Festspielhaus, 18 & 20 août
Ring de Valentin Schwarz, dernier feu. Il s’effacera – sans regret – pour laisser la place en 2026, pour les 150 ans du festival et de l’œuvre, à une nouvelle production générée par l’IA, dirigée par Christian Thielemann, où Klaus Florian Vogt chantera Loge, Siegmund et les deux Siegfried ! Pour le présent, on renverra pour l’impression première à 2022 (voir O. M. n° 186 p. 26 d’octobre) et à la critique du Prologue et de la Première Journée que signait Lionel Esparza l’été dernier (voir O. M. n° 206 p. 44 d’octobre 2024). Voisins de siège, on avait partagé le même ennui, né tout ensemble de la scène et de la fosse. Pas de changements notoires pour la seconde partie cet été.

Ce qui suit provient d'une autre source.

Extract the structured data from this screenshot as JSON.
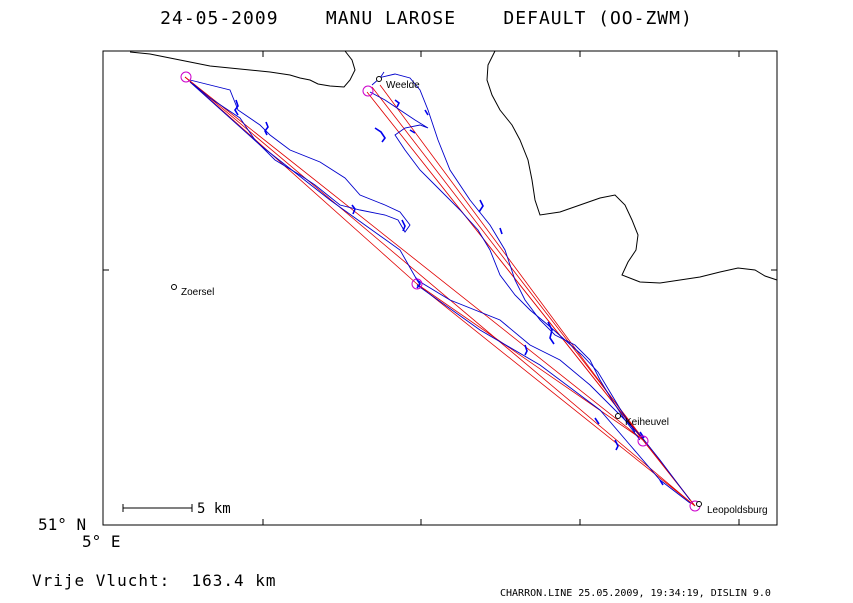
{
  "header": {
    "title": "24-05-2009    MANU LAROSE    DEFAULT (OO-ZWM)"
  },
  "axes": {
    "lat_label": "51° N",
    "lon_label": "5° E"
  },
  "scale_bar": {
    "label": "5 km"
  },
  "towns": [
    {
      "name": "Weelde"
    },
    {
      "name": "Zoersel"
    },
    {
      "name": "Keiheuvel"
    },
    {
      "name": "Leopoldsburg"
    }
  ],
  "summary": {
    "text": "Vrije Vlucht:  163.4 km"
  },
  "footer": {
    "text": "CHARRON.LINE 25.05.2009, 19:34:19, DISLIN 9.0"
  },
  "colors": {
    "track": "#0000cc",
    "task": "#e00000",
    "turnpoint": "#cc00cc",
    "frame": "#000000"
  }
}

Sur le plateau, la volonté de traiter le récit « tétralogique » en saga familiale façon sitcom TV, abandonne dès Siegfried son efficacité en livrant les acteurs aux poncifs les plus éculés de la scène lyrique. Et si le parti d’afficher cette narration en indépendance du récit wagnérien demeure depuis quatre ans le « projet en soi » de ce Ring, le hiatus, énervant, atteint à l’exaspérant à l’acte III de Götterdämmerung qui laisse tout partir à vau-l’eau. Comprenne qui pourra à un finale béant de vacuité, et d’incapacité à s’affronter au monument wagnérien, hors l’assassinat de Siegfried par son cousin Hagen, qui seul peut s’inscrire dans la saga Schwarz. Effectivement, que viendrait y faire l’anéantissement du monde ? Retour alors aux deux fœtus des frères antagonistes au ventre de leur mère. On confirme, ce fut bien la production la plus « emmerdante » qu’on ait croisée à Bayreuth en cinquante-huit ans.

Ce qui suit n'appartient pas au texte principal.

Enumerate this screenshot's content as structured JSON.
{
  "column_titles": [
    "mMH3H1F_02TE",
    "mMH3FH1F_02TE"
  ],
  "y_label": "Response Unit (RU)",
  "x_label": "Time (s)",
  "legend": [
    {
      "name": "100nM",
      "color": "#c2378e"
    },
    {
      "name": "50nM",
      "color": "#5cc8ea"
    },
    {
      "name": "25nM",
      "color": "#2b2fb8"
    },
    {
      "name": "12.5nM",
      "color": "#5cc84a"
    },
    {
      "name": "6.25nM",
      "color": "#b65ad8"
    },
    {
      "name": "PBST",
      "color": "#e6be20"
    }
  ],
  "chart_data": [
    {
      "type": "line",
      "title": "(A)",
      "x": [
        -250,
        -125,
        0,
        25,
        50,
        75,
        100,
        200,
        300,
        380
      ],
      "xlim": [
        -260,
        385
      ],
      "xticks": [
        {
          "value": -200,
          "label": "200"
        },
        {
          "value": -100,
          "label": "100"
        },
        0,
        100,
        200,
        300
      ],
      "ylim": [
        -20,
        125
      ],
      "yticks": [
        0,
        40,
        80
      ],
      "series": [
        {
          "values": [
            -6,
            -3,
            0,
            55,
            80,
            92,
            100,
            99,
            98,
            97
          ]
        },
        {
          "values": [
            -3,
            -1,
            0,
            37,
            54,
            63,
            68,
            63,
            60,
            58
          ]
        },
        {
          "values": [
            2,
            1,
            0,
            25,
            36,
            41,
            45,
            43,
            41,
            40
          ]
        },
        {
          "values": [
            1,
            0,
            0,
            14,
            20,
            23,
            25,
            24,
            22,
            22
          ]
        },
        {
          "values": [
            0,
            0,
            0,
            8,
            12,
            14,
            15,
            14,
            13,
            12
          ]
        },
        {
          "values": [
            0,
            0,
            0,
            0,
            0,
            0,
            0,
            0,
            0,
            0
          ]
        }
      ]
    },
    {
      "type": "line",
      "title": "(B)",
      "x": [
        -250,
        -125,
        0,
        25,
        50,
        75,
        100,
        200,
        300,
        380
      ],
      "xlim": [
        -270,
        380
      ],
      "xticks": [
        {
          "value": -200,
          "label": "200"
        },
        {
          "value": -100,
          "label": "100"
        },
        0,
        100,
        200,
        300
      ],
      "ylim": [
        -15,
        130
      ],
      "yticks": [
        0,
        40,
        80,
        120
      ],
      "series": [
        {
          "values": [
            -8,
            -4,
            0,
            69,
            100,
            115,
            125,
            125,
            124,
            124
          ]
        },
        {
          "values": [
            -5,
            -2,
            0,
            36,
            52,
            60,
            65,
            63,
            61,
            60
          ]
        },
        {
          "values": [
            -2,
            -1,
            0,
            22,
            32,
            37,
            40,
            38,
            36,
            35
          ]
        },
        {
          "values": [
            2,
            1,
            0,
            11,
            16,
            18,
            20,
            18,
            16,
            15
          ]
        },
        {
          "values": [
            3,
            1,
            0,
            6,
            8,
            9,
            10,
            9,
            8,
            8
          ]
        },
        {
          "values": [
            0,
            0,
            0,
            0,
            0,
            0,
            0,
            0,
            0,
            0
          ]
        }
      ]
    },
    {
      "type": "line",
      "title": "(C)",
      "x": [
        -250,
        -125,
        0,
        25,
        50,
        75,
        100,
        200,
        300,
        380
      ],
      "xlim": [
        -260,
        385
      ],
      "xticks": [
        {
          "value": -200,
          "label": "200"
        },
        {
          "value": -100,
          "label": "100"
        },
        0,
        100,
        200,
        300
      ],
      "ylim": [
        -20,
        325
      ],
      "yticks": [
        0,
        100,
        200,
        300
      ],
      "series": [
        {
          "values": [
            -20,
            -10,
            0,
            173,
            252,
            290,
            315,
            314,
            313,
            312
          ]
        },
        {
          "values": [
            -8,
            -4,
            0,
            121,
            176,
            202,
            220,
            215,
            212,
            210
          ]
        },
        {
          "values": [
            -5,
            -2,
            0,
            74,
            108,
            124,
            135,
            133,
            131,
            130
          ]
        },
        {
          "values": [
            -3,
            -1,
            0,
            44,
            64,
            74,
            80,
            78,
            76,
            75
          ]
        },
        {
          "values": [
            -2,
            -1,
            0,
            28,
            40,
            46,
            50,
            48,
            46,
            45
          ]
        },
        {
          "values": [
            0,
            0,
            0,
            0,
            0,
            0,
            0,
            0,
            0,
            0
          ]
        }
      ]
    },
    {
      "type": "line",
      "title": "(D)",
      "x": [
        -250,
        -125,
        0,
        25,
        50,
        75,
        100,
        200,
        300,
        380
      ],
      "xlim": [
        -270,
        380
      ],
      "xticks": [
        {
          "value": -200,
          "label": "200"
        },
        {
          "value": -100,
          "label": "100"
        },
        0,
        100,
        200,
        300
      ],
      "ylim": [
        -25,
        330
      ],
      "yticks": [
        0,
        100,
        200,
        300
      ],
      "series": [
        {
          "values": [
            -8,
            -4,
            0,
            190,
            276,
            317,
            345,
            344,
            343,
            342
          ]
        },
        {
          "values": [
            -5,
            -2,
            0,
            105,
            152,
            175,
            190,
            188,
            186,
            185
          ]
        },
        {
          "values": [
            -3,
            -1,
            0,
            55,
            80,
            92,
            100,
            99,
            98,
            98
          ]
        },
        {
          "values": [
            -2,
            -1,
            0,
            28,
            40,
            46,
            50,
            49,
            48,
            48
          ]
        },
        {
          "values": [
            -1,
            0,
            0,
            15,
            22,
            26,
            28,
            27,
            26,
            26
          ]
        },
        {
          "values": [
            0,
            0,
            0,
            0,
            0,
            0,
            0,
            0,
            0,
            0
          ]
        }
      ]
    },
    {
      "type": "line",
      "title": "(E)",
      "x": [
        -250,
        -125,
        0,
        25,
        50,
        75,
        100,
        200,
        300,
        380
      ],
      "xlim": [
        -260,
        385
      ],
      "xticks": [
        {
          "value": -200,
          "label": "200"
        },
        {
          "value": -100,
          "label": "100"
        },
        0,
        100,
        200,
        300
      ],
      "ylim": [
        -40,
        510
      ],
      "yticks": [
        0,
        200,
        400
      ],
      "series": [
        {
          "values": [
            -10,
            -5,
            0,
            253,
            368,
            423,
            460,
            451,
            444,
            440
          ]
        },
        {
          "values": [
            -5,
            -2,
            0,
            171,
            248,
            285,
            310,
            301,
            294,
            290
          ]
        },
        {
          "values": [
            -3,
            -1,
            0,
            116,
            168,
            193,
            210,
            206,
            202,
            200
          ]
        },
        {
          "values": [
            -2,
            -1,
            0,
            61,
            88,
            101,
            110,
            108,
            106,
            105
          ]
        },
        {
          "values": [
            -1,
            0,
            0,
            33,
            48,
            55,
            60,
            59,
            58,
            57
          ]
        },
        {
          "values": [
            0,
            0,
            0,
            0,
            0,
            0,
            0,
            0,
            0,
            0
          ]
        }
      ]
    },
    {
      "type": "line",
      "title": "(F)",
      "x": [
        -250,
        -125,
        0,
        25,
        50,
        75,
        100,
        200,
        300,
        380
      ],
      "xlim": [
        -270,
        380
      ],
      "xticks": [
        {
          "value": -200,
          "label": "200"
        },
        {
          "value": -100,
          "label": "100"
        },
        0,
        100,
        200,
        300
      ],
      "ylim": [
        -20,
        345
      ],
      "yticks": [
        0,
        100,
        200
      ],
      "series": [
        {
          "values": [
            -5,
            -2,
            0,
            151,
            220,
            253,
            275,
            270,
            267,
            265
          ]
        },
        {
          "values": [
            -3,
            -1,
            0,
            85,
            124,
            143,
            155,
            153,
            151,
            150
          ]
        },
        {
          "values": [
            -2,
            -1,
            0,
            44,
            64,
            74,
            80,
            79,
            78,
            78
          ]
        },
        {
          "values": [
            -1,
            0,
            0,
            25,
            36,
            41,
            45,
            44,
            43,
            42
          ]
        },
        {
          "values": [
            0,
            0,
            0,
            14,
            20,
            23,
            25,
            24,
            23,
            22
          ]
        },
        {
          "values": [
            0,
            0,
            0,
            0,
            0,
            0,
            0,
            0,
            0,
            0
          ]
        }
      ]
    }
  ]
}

La fosse reste un mystère : le public fait fête à Simone Young, qui certes propose une lecture sans défaut de la partition, mais n’a rien à y raconter en sus. Les préludes et interludes sont d’une platitude insigne, le flux courant du discours est sans valeur ajoutée, comme si l’orchestre – vecteur premier de l’action selon Wagner – n’était qu’une toile de fond lointaine qui ne s’impose que pour le « Voyage sur le Rhin », et la « Marche funèbre ». On s’ennuie ferme à Siegfried, où la forge ne rutile pas, où les « Murmures de la forêt » sont sans émotion, où l’invocation d’Erda reste sans vertige. Seul Götterdämmerung offre quelques moments de tension, quand Waltraute, l’admirable Christa Mayer, gonfle grand les voiles de l’émotion, et semble contaminer l’orchestre dans son entier d’une donnée jusque-là absente. De même pour la scène des vassaux de Hagen où les chœurs de Thomas Eitler de Lint semblent prendre les rênes d’un orchestre trop sage.
La distribution, avec le peu de brio de ses premiers rôles, ne gagne pas non plus la partie. Catherine Foster, qu’on avait trouvée presque respectable dans Die Walküre en 2024, assortit à nouveau sa Brünnhilde d’un vibrato énorme, d’aigus hurlés, et d’une tendance marquée à prendre les notes par-dessous, quand ce n’est pas à les chanter franchement faux. Tomasz Konieczny, en meilleure forme que l’été dernier, offre un Wanderer qui force vite le trait en coups de gueule sonores, pour masquer les défauts d’un instrument bousculé. Des deux Siegfried pris en charge l’été dernier par Klaus Florian Vogt, on ne peut qu’admirer – même s’il commence essoufflé – une technique impeccable. Mais comme à chaque fois, on souffre de sa voix monochrome et nasale deux actes durant pour qu’il expose enfin un peu de couleurs au duo final de Siegfried, qu’il remporte haut la main en vaillance et tenue. Mais le surlendemain, il n’arrive pas à éveiller la passion ni la nostalgie, et en reste à un chant lisse et sans relief.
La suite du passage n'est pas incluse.